Ein Statussymbol hatten weiland freilich auch die Filderbauern – und zwar in Form ihrer Tracht. Die durch die guten Geschäfte mit dem Spitzkraut wohlhabenden Landwirte hatten reichlich Selbstbewusstsein, frei nach dem Motto „Mir hend’s, mir send’s“ aufzutreten. Sichtbares Zeichen für Rang und Rollenbild waren große Silberknöpfe an der Samtweste der Männer.
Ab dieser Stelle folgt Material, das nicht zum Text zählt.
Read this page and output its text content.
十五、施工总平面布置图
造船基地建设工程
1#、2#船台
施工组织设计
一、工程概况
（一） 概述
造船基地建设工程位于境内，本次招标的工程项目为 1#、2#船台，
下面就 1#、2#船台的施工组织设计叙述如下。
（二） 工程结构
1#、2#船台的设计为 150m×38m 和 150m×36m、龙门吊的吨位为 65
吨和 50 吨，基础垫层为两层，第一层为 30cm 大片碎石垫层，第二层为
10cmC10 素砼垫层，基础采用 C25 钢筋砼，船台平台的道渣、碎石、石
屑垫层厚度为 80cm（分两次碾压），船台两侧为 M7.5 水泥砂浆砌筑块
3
Exakt 18 Stück trug der Bauer etwa in der alten Echterdinger Tracht – und zwar aus Sicht bescheidener Schwaben so groß, dass sie gar keinen Platz in einer sauberen Reihe fanden, sondern ein versetztes Zick-Zack-Muster ergaben. Deshalb wurden die Echterdinger auch „Rollensäcke“ genannt, der zur Schau gestellte Wohlstand brachte ihnen außerdem den Ruf ein, „Prachtierer“ zu sein.

Die Echterdinger wurden „Rollensäcke“ genannt

Die für Krautanbau, Ernte, Verarbeitung und Verkauf nicht minder wichtigen Bauersfrauen übrigens durften sich auch mit Silber schmücken: Neun Knöpfe enthielt ihre Tracht, die allerdings bereits Ende des 19. Jahrhunderts nicht mehr getragen wurde. Die Bauern hingegen wurden bis in die 1960er Jahre an Sonn- und Feiertagen in ihrem Häs gesehen – das als Statussymbol getragene Gewand verschaffte den Landwirten von den Fildern schließlich nicht nur ungeteilte Aufmerksamkeit, sondern auch respektvolle Distanz und Achtung – und zeigte, dass man es bei einer derart reichen Tradition nicht nötig hatte, den Modetrends der Zeit hinterher zu hecheln. Es war schon was, ein Rossbauer zu sein.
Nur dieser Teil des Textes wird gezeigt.